On the other hand, Casscles finds a couple of entries in Jancis Robinson, et al., Wine Grapes, regarding hybrid varieties are at times a tad off the mark. In his very extensive endnotes to each chapter he frequently cites Wine Grapes and where needed carefully provides corrections of that version.
The book is well-illustrated with many black-and-white photos, drawings, and diagrams as well as a set of color plates of 27 different varieties. It has but two maps, one of fruit-growing areas of the Hudson Valley, and another of the hardiness zones of NY State, showing the zones from 3a to 6b, but without explanation of what the zones actually mean. The map is based on the USDA Agriculture Research Service NY Plant Hardiness Zone Map, but if one were to go online to the USDA Website a far more detailed Zone map shows the entire range of the zone system, which is based on the minimum temperature range for each zone. Thus, zone 3b has a minimum range of -35 to -30° F., while zone 6b ranges down to -5 to 0° F. Indeed, the online map doesn’t even refer to zone 3a, which would have a range below -35° F.

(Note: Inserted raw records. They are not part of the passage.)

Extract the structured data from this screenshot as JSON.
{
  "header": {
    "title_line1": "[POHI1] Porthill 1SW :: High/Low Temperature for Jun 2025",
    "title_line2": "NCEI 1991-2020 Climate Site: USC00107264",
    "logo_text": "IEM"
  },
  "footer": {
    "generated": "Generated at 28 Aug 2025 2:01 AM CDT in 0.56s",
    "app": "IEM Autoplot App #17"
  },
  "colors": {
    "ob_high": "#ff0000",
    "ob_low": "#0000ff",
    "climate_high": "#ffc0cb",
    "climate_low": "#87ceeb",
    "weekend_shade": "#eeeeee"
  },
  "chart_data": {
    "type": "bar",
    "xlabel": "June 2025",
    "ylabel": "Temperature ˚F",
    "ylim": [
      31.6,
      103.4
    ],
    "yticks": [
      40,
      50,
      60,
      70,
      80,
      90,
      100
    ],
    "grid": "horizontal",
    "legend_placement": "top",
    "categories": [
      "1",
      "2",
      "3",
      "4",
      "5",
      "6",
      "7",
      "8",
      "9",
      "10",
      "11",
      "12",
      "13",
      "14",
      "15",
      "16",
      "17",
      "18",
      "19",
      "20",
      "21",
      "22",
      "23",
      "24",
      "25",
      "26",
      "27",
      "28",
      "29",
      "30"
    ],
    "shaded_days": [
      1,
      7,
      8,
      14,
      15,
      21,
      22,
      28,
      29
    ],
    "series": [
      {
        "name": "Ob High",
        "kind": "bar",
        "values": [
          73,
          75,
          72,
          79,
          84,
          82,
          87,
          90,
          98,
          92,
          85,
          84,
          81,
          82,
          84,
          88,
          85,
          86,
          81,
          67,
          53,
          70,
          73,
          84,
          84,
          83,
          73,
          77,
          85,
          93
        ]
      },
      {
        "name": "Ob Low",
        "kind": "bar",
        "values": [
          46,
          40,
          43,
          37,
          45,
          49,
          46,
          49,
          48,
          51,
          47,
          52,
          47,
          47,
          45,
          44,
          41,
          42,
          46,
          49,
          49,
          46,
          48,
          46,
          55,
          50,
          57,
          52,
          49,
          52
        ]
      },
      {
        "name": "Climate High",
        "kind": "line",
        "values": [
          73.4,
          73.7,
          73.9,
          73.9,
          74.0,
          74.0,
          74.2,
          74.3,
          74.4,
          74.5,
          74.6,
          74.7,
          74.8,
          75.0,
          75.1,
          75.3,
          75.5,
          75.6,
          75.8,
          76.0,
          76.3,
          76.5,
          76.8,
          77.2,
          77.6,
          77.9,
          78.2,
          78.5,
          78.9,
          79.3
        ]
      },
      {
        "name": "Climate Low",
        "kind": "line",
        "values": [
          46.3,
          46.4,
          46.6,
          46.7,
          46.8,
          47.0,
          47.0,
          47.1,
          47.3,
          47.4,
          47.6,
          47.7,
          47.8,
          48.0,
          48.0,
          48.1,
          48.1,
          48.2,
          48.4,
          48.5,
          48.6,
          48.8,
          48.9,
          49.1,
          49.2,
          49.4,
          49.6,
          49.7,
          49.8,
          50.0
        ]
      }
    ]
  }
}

But these are mere quibbles when one considers the overall quality and detail of the information provided in Casscles’ book. It is a real accomplishment and deserves respectful attention, particular from growers, winemakers, and anyone who is determined to cultivate cold-weather varieties and make wine from them, not to speak of serious oenophiles of any persuasion. Apart from the excellent and extensive endnotes to each chapter there is also a substantial bibliography as well as an index to the individual varieties covered in the text as well as a general index.
J. Stephen Casscles, Grapes of the Hudson Valley and Other Cool Climate Regions of the United States and Canada. Forward by Kevin Zraly, Preface by Eric Miller. Coxsackie, NY: Flint Mine Press, 2015. 266 pages, including the Introduction and Indices. Paperback, $29.99.
Casscles has been a government attorney for the NY State Senate for the past 28 years, and has drafted at least 22 laws bearing on the wine and spirits industry, working with six State Senators over that period. He has been growing wine grapes at his farm in Athens, NY, since 1990. He is also the winemaker for the Hudson-Chatham Winery.